Nvidia Bulls Dominate Options Market Amid Signs of Resilient Demand
$NVIDIA Corp(NVDA)$
While the biggest of the block option trades was neutral, the three transactions below that were all bullish with combined premiums of almost $34 million.
Shares of Nvidia have rebounded from an 11-month low, paring this year’s decline, after President Donald Trump softened his tone on tariffs that investors feared could push the global economy into recession, crimping corporate profits. Financial results from two of the chip giant’s biggest customers are also providing an added boost.
On Thursday, Google-parent Alphabet’s first quarter financial results showed the company’s capital expenditures climbing 43% to $17.2 billion, modestly exceeding Bloomberg consensus that called for $17.1 billion.

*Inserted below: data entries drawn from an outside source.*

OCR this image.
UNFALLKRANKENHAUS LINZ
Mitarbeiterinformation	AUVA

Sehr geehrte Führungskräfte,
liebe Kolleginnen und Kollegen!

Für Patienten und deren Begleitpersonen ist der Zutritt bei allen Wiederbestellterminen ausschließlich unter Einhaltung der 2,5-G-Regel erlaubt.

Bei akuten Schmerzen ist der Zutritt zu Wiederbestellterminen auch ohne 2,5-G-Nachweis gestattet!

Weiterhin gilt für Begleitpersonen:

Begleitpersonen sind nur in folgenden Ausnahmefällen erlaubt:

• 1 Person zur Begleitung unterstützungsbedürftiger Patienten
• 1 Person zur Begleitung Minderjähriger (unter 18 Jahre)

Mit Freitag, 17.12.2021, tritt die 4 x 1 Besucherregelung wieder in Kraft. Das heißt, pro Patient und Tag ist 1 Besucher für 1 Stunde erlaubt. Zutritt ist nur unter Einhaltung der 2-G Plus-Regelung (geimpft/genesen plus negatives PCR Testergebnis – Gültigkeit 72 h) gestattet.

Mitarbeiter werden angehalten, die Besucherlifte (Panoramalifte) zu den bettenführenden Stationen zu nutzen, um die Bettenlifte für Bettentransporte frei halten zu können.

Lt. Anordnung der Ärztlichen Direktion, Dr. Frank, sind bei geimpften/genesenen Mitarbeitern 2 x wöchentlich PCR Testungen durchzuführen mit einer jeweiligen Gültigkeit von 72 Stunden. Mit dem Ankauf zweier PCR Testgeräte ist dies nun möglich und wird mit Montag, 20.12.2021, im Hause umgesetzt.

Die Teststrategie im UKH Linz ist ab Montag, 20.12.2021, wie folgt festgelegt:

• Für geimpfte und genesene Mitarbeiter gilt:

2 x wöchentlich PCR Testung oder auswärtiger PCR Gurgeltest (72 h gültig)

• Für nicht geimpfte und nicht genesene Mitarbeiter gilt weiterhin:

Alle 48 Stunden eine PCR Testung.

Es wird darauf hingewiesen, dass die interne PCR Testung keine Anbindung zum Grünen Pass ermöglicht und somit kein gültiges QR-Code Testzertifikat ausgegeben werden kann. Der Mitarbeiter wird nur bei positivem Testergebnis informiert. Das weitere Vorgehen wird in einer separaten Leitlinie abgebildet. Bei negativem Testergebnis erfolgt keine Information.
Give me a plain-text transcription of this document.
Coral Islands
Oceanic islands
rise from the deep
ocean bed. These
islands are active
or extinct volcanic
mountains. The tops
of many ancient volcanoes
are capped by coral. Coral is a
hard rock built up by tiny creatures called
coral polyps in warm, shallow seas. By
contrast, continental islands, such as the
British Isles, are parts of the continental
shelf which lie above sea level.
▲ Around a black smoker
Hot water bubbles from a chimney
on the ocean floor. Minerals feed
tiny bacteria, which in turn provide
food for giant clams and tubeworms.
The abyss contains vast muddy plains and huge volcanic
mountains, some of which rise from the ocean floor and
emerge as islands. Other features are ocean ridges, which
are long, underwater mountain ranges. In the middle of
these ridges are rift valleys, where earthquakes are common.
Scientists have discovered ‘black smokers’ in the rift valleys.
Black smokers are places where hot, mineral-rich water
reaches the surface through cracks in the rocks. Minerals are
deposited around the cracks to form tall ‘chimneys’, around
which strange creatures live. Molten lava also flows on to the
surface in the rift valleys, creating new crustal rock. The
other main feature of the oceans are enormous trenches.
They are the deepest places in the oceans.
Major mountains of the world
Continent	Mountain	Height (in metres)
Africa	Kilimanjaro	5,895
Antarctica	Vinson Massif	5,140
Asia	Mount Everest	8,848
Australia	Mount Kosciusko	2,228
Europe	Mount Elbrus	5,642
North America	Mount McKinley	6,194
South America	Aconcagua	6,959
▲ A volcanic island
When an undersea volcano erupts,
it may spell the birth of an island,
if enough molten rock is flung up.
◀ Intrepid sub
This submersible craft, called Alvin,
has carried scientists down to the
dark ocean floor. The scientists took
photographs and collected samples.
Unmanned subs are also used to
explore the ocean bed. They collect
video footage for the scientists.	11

“A strong relationship with NVIDIA continues to be a key advantage for us and our customers,” Alphabet CEO Sundar Pichai said in the company’s earnings call with analysts Thursday. “We were the first cloud provider to offer NVIDIA's groundbreaking B200 and GB200 Blackwell GPUs and will be offering their next-generation Vera Rubin GPUs.”
On Wednesday, the Information reported that OpenAI expects revenue to soar to $125 billion in 2029, from $3.7 billion in 2024 as it sees the combined sales from agents and other new products surpassing its popular chatbot.
“OpenAI's internal projections, as reported by the Information, should ease concerns around the monetization of AI-infrastructure spending,” Bloomberg Intelligence analysts Kunjan Sobhani and Oscar Hernandez Tejada wrote in a note. “As a major Nvidia customer, both directly and indirectly via Microsoft and CoreWeave, OpenAI's robust growth trajectory points to sustained demand for AI accelerators and justifies elevated capital spending across the ecosystem.”
News of continued demand from Nvidia’s customers eased worries of potential pullback on spending on artificial intelligence infrastructure from hyperscalers including Google, Amazon and Microsoft.
Nvidia has tumbled more than 17% so far this year amid concerns that economic uncertainty fueled by tariffs could prompt companies to pare their expenditures in AI build-out. Stricter restrictions on chip shipments to China also added to a mountain of worries that weighed down on the biggest player in AI chips.
In mid-April, Nvidia told the Securities and Exchange Commission that it expects charges of as much as $5.5 billion related to its H20 products, after the Trump administration imposed a new license requirement for export of certain semiconductor products to China.